Wu R A, Kailasam M T, Cervenka J H, Parmer R J, Kennedy B P, Ziegler M G, O'Connor D T
Department of Medicine, University of California, San Diego 92161.
J Hypertens. 1994 Nov;12(11):1243-7.
Angiotensin II has both central nervous system and peripheral effects on autonomic function. Ramipril is among the more lipophilic angiotensin converting enzyme (ACE) inhibitors, and hence can penetrate the central nervous system readily.
We investigated whether rampiril has selective effects on autonomic control of the circulation in human hypertension, compared with the more hydrophilic ACE inhibitor enalapril. Blood pressure, hemodynamics and measurements of autonomic function were obtained in 13 essential hypertensive subjects after 10 days on placebo, and after crossover monotherapy with 10 days on enalapril versus 10 days on ramipril.
Both enalapril and ramipril lowered systolic, diastolic and mean arterial blood pressures significantly, with no reflex increase in heart rate. Plasma renin activity increased substantially on each of the ACE inhibitors. There were no significant effects of either agent on plasma catecholamines (norepinephrine or epinephrine) or chromogranin A, biochemical indices of efferent sympatho-adrenal outflow. There were also no significant changes after either agent in baroreflex sensitivity (to high- and low-pressure stimuli), the response to cold stress or sympathetic (alpha-adrenergic) participation in blood pressure maintenance. There was a marginal effect of ACE inhibition on alpha 1-adrenergic pressor sensitivity, but the two compounds did not differ significantly in this respect.

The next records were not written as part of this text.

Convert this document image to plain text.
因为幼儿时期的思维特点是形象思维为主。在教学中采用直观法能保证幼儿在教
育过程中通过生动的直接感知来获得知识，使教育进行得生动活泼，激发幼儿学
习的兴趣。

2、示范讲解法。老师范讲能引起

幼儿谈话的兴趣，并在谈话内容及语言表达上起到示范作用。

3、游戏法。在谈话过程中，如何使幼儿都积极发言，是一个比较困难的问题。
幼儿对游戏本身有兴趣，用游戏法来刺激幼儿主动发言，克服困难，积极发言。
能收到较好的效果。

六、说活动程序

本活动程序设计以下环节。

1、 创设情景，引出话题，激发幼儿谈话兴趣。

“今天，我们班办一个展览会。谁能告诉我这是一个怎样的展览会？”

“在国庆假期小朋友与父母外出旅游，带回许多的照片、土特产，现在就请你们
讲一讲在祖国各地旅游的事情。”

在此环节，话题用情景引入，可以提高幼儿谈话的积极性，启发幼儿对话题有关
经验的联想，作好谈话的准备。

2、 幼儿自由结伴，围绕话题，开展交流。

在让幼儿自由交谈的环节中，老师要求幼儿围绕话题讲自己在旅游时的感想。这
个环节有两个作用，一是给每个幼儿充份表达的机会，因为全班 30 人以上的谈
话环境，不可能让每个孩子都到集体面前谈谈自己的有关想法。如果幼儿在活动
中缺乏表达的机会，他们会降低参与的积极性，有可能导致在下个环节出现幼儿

Autonomic control of circulatory function was maintained well after either lipophilic (ramipril) or hydrophilic (enalapril) ACE inhibitors, and the lipophilic compound ramipril had no additional effects on autonomic function beyond those shown by the hydrophilic agent enalapril.
血管紧张素II对自主神经功能既有中枢神经系统作用,也有外周作用。雷米普利是亲脂性较强的血管紧张素转换酶(ACE)抑制剂之一,因此能够轻易穿透中枢神经系统。

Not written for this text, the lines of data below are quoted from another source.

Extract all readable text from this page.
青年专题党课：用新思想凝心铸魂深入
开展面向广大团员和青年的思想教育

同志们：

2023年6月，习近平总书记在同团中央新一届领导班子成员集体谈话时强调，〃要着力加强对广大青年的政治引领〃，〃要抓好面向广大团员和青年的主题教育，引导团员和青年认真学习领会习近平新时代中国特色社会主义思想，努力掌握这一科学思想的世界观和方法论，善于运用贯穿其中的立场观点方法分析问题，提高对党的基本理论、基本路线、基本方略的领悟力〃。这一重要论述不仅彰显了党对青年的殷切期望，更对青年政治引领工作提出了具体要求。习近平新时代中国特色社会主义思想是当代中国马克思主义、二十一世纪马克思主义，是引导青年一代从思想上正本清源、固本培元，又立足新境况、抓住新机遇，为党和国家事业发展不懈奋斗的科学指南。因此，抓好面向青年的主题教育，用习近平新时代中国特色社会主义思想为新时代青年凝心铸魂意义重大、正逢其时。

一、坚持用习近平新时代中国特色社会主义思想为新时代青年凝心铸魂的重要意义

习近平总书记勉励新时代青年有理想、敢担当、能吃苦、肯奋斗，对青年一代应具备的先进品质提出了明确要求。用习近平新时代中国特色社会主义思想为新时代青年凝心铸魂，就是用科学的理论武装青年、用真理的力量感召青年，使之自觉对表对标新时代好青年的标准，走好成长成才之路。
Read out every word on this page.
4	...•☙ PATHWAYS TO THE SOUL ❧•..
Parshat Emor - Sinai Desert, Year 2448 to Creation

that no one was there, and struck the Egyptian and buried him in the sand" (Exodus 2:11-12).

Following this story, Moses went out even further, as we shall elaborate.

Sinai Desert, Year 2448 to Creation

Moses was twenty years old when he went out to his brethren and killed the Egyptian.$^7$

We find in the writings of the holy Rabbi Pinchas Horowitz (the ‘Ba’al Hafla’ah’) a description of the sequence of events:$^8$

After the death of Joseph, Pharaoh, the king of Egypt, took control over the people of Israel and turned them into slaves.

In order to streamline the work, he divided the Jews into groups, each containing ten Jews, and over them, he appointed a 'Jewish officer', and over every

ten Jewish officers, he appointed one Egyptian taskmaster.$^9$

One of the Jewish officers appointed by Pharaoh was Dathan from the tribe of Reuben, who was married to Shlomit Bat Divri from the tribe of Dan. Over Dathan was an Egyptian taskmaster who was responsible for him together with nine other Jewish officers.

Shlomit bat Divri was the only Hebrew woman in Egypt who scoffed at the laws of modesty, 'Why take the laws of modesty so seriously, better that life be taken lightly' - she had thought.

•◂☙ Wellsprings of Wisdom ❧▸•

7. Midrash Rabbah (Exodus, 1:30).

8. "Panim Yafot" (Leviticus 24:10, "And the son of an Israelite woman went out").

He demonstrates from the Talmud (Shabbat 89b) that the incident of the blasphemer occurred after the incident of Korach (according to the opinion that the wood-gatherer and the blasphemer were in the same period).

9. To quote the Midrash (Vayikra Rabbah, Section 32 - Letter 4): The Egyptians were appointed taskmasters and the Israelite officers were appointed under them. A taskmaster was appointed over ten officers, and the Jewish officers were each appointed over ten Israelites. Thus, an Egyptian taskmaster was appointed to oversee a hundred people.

我们研究了与亲水性更强的ACE抑制剂依那普利相比,雷米普利对人类高血压患者循环系统自主神经控制是否具有选择性作用。在13名原发性高血压患者服用安慰剂10天后,以及在依那普利与雷米普利交叉单药治疗各10天后,测量其血压、血流动力学和自主神经功能。

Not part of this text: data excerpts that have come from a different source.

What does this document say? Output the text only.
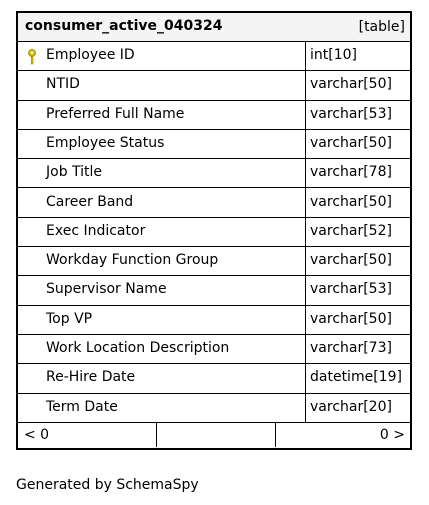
consumer_active_040324	[table]
Employee ID	int[10]
NTID	varchar[50]
Preferred Full Name	varchar[53]
Employee Status	varchar[50]
Job Title	varchar[78]
Career Band	varchar[50]
Exec Indicator	varchar[52]
Workday Function Group	varchar[50]
Supervisor Name	varchar[53]
Top VP	varchar[50]
Work Location Description	varchar[73]
Re-Hire Date	datetime[19]
Term Date	varchar[20]
< 0	0 >
Generated by SchemaSpy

依那普利和雷米普利均显著降低收缩压、舒张压和平均动脉压,且心率无反射性增加。每种ACE抑制剂治疗后血浆肾素活性均大幅升高。两种药物对血浆儿茶酚胺(去甲肾上腺素或肾上腺素)或嗜铬粒蛋白A(传出交感 - 肾上腺流出的生化指标)均无显著影响。两种药物治疗后压力反射敏感性(对高压和低压刺激)、对冷应激的反应或交感神经(α - 肾上腺素能)参与血压维持方面也均无显著变化。ACE抑制对α1 - 肾上腺素能升压敏感性有轻微影响,但两种化合物在这方面无显著差异。
亲脂性(雷米普利)或亲水性(依那普利)ACE抑制剂治疗后,循环功能的自主神经控制均维持良好,且亲脂性化合物雷米普利对自主神经功能的影响并未超出亲水性药物依那普利。